For the full year, Venezuela produced about 650,000 barrels per day (bpd) of crude and exported some 627,000 bpd of oil and refined products, according to Reuters calculations based in tanker tracking data and independent reports.
The total annual exports were up slightly from the 77-year-low of 623,600 bpd in 2020, but just a third of the 1.89 million bpd tallied in 2016 and well below pre-sanction levels, according to the data.
In December, PDVSA and its joint ventures exported 629,485 bpd of crude and fuel, mostly to buyers in Asia, a 10% increase from November.
PDVSA did not reply to a request for comment.
On Christmas day, production surpassed 1 million barrels, bringing the monthly average for December to over 800,0000 bpd, according to Venezuela’s oil minister and independent calculations. Still, it was far below the 1.28 million bpd annual goal the government had set for 2021.

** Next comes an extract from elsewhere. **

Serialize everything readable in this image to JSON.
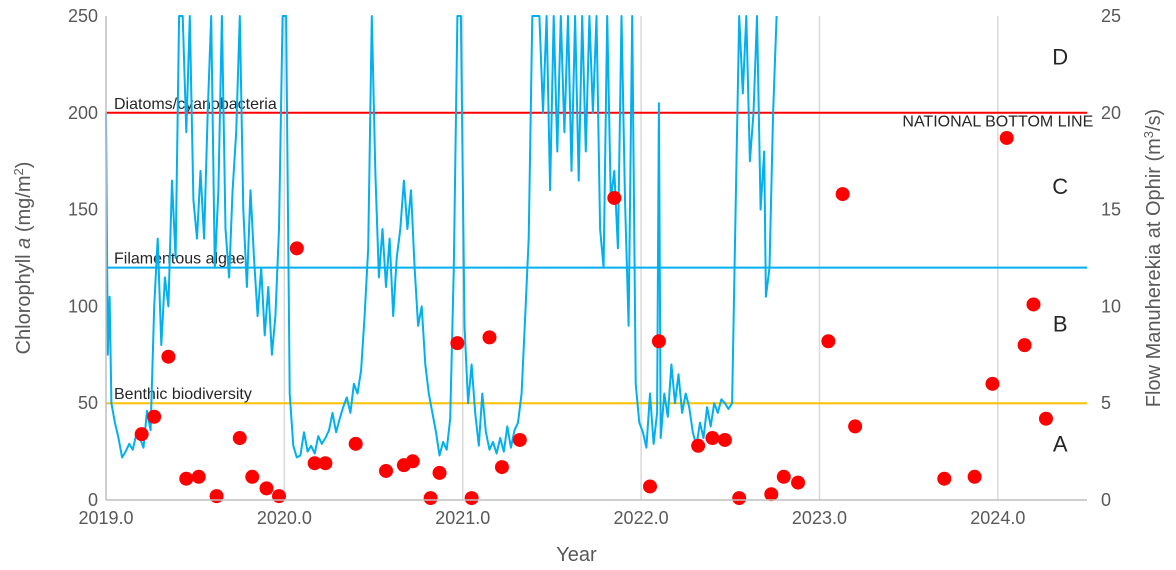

“Forecasts for 2022 show that we are going to have a fair price that will allow us to continue increasing our production capacity and also to continue investing for recovering Petroleos de Venezuela (PDVSA),” Oil Minister Tareck El Aissami, said in a statement on Tuesday.
However, the poor condition of most of Venezuela’s oil infrastructure has hurt the quality of its exportable crude grades and fuel, creating shipping delays and forcing price discounts, according to internal PDVSA documents.
The country’s dilapidated refineries, export ports, power plants, pipelines and flow stations, gas injection plants and vessel fleets need substantial repairs and expansions to increase production in a sustainable way.
Building additional production output will also require a greater effort than that seen in 2021, said experts. Last year’s gains were mostly from re-working existing wells, and further increases will require new drilling equipment and wells.
“Last year efforts were enough to reduce deferred output to its lowest level in 12 years, a difficult task in a country hit by unstable power supply, lack of maintenance and qualified staff, vandalism and mismanagement,” said Juan Szabo, former PDVSA executive and energy consultant.
“Stars would have to align this year for PDVSA to maintain production levels seen in recent months,” he said, adding that output capacity for the beginning of 2022 is about 775,000 bpd.
U.S. sanctions curtailing PDVSA’s ability to hire foreign oilfield service companies, contractors and business partners will continue impacting output and exports this year, Szabo said. The sanctions also have limited the countries willing to accept its oil and furnish needed imports.